Abstract:
This scoping review maps all non-mechanical haemodynamic support used in acute pulmonary embolism (PE) while definitive clot-reducing therapy is pursued. Across animal studies, case series, observational cohorts, trials, and reviews, the authors catalogue vasopressors, inotropes, fluids, and pulmonary vasodilators. Evidence is heterogeneous and mostly low-quality; some agents improve physiological surrogates (CO, PVR, RV function), but robust outcome data are sparse, and standardized recommendations are limited.

Key Insights:
- Scope of evidence: 57 agents identified across animal and human studies; human data are dominated by small, non-randomized reports.

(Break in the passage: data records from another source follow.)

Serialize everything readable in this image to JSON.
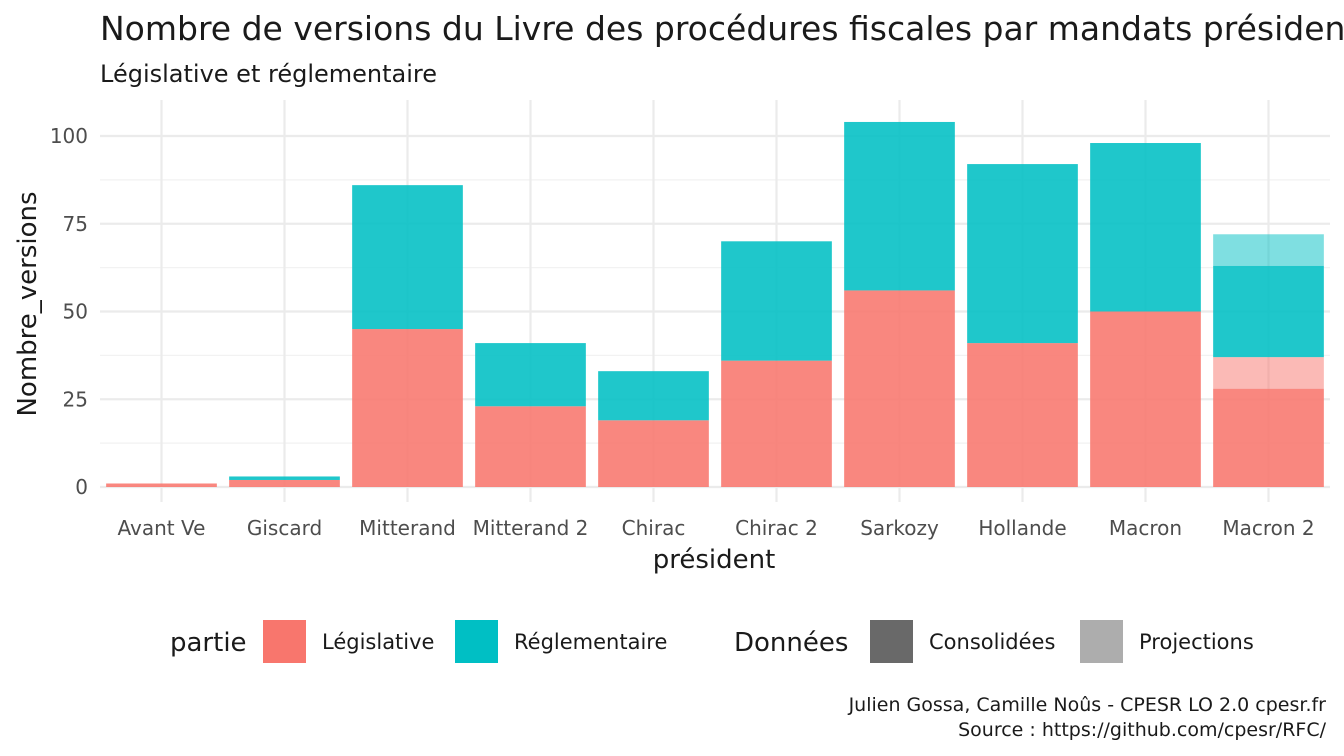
{
  "chart_data": {
    "type": "bar",
    "stacked": true,
    "title": "Nombre de versions du Livre des procédures fiscales par mandats présidentiels",
    "subtitle": "Législative et réglementaire",
    "xlabel": "président",
    "ylabel": "Nombre_versions",
    "ylim": [
      0,
      108
    ],
    "yticks": [
      0,
      25,
      50,
      75,
      100
    ],
    "grid": true,
    "legend_position": "bottom",
    "categories": [
      "Avant Ve",
      "Giscard",
      "Mitterand",
      "Mitterand 2",
      "Chirac",
      "Chirac 2",
      "Sarkozy",
      "Hollande",
      "Macron",
      "Macron 2"
    ],
    "series": [
      {
        "name": "Législative",
        "group": "Consolidées",
        "color": "#F8766D",
        "values": [
          1,
          2,
          45,
          23,
          19,
          36,
          56,
          41,
          50,
          28
        ]
      },
      {
        "name": "Législative",
        "group": "Projections",
        "color": "#F8766D",
        "values": [
          0,
          0,
          0,
          0,
          0,
          0,
          0,
          0,
          0,
          9
        ]
      },
      {
        "name": "Réglementaire",
        "group": "Consolidées",
        "color": "#00BFC4",
        "values": [
          0,
          1,
          41,
          18,
          14,
          34,
          48,
          51,
          48,
          26
        ]
      },
      {
        "name": "Réglementaire",
        "group": "Projections",
        "color": "#00BFC4",
        "values": [
          0,
          0,
          0,
          0,
          0,
          0,
          0,
          0,
          0,
          9
        ]
      }
    ],
    "legend": {
      "partie_title": "partie",
      "partie_items": [
        {
          "label": "Législative",
          "color": "#F8766D"
        },
        {
          "label": "Réglementaire",
          "color": "#00BFC4"
        }
      ],
      "donnees_title": "Données",
      "donnees_items": [
        {
          "label": "Consolidées",
          "color": "#696969"
        },
        {
          "label": "Projections",
          "color": "#ADADAD"
        }
      ]
    },
    "caption": [
      "Julien Gossa, Camille Noûs - CPESR LO 2.0 cpesr.fr",
      "Source : https://github.com/cpesr/RFC/"
    ]
  }
}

- Vasopressors: Agents like norepinephrine are frequently used to restore systemic pressure and RV coronary perfusion; comparative human data remain limited.
- Inotropes: Dobutamine and phosphodiesterase-3 inhibitors (e.g., milrinone) can augment RV contractility but may precipitate hypotension without concurrent vasopressor support.
- Pulmonary vasodilators: Inhaled nitric oxide and prostacyclin analogues (e.g., epoprostenol/iloprost) reduce RV afterload and improve short-term haemodynamics; clear survival benefit is unproven.
- Fluids: Excess preload can worsen RV dilation and septal shift; the mapped literature supports cautious, small-volume fluid strategies rather than aggressive boluses in shock unless hypovolaemia is evident.
Why This Matters:
Right-ventricular failure drives early mortality in acute PE. This review clarifies what we think helps (pressors, selective inotropes, inhaled vasodilators, cautious fluids) versus what we know—highlighting the evidence gaps that should shape protocols and trials.
Conclusion:
Non-mechanical haemodynamic support in acute PE is biologically plausible and physiologically helpful in small studies, but high-quality outcome evidence is lacking. Practice should prioritize norepinephrine-anchored MAP support, selective inotropy when low output is present, inhaled vasodilators for RV afterload, and judicious fluids, while the field pursues prospective, adequately powered trials.
Take-Home for Clinicians:
- Stabilize MAP (often with norepinephrine) to protect RV perfusion; add inotrope only when output is low, and pair with a pressor if needed.
- Use inhaled pulmonary vasodilators to unload the RV when available; expect haemodynamic, not proven survival, gains.
- Avoid large fluid boluses in the absence of clear hypovolaemia; cautious preload is safer for the strained RV.
Discussion Question: If you could test one bedside bundle tomorrow (pressor-anchored MAP target + selective inotropy + inhaled vasodilator + restrictive fluids), which single objective trigger would you use to start/stop each element?